Acarbose (precose) Side Effects are gas, flatulence, diarrhea, stomach pain, upset abdomen, unusual tiredness, bleeding, jaundice, nausea, vomiting and dark urine.
List of common miner side effects of Acarbose (precose)
- Loose stool
- Upset abdomen
Serious side effects of Acarbose
- Persistent nausea or vomiting
- Severe abdominal pain
- Dark urine
- Bleeding in stool
- Unusual tiredness
Detailed description of Acarbose Side effects
About 90% patients on acarbose experience gastrointestinal side effects. These symptoms are usually mild to moderate in intensity and appear around the first few weeks of therapy. Acarbose binds reversibly to the oligosaccharide binding site of alpha glucosidase enzymes of the mucosa in the upper half of small intestine. This leads to degradation of starch to glucose and thereby reduces the absorption of glucose. Due to the presence of carbohydrates in the colon, bacterial fermentation takes place leading to gastro intestinal symptoms like flatulence, loose stools, dyspepsia, tenesmus, abdominal spasms, and abdominal pain. Diarrhea is caused due to increase in osmotic pressure due to the retention of unabsorbed carbohydrate in the small intestine. Carbohydrate malabsorption, nausea, vomiting, ileus may also be caused due to acarbose. Acarbose may also interfere with absorption of other nutrients and minerals leading to nutritional deficiencies like iron deficiency and calcium deficiency. Pneumotosis cystoides intestinalis is also reported in patients taking acarbose. Flatulence is the most common side effect and hence patients must be advised to avoid gas producing foods and sucrose. The combination of metformin with acarbose increases gastrointestinal discomfort as well as acarbose decreases the absorption of metformin. Hence this combination must be preferably avoided. Advise the patient not to take activated charcoal, amylase, and pancreatin along with acarbose because it may decrease the effect of acarbose.

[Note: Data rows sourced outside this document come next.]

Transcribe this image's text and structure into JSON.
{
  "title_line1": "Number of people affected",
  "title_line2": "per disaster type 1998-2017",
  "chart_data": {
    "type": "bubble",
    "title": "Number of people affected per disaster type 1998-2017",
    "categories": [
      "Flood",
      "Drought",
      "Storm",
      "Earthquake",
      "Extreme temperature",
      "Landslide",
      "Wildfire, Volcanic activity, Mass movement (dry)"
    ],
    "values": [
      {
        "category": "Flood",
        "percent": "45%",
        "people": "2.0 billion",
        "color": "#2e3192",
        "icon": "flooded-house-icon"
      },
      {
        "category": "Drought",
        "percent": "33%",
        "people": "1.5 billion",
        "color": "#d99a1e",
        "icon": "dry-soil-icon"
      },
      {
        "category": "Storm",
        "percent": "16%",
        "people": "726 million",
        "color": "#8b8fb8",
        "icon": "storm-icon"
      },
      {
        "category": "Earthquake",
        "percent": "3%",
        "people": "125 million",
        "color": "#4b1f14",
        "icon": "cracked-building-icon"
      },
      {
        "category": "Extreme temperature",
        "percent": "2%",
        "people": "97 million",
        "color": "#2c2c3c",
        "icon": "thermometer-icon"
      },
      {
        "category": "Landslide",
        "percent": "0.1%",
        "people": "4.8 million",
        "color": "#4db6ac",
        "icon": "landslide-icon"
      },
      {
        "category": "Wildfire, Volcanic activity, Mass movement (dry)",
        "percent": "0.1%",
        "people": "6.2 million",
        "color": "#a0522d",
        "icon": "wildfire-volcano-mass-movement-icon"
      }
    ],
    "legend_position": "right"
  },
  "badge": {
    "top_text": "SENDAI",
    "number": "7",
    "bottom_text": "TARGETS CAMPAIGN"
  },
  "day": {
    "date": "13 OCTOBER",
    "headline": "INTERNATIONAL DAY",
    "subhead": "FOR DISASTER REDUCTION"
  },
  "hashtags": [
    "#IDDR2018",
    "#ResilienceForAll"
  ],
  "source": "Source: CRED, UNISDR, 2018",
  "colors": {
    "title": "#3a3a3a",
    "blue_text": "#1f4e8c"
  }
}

Reversible increases in hepatic enzymes are noted with the use of acarbose. This may lead to reversible hepatotoxicity. Elevated serum transaminases are observed. Acarbose does not bind to proteins and undergoes no apparent hepatic biotransformation; hence the exact cause of hepatotoxicity remains unclear. It is thought that it may occur due to renal decompensation which leads to increased systemic exposure, predisposing the patient to toxicity. Liver function tests must be monitored every 3 months in patients receiving acarbose.
Hypoglycemia may develop in patients receiving acarbose along with insulin or sulfonylurea. Hypoglycemia caused by acarbose cannot be treated with sucrose because acarbose will impede its hydrolysis and delay absorption, hence in patients taking acarbose, hypoglycemia must be treated with glucose. Patients must be instructed regarding the signs and symptoms of hypoglycemia and the need to report immediately if they experience such symptoms. explain to the patient to avoid taking table sugar or sucrose as it does not have any effect on hypoglycemia caused due to acarbose instead advise patient to use glucose tablets or take honey or fruit juices because they contain fructose which will help in increasing the blood sugar. Once the primary home management has been done, advise the patient to visit the doctor if symptoms of hypoglycemia persist.
Decreased iron absorption from the intestine may cause iron deficiency anemia.
Nervous system side effects are very rarely reported in patients treated with acarbose. Some that are reported are dizziness, weakness, somnolence, headache, and vertigo.
Hypersensitive skin reaction like rashes, edema, erythema, xanthema, erythema multiforme has been reported with the use of acarbose.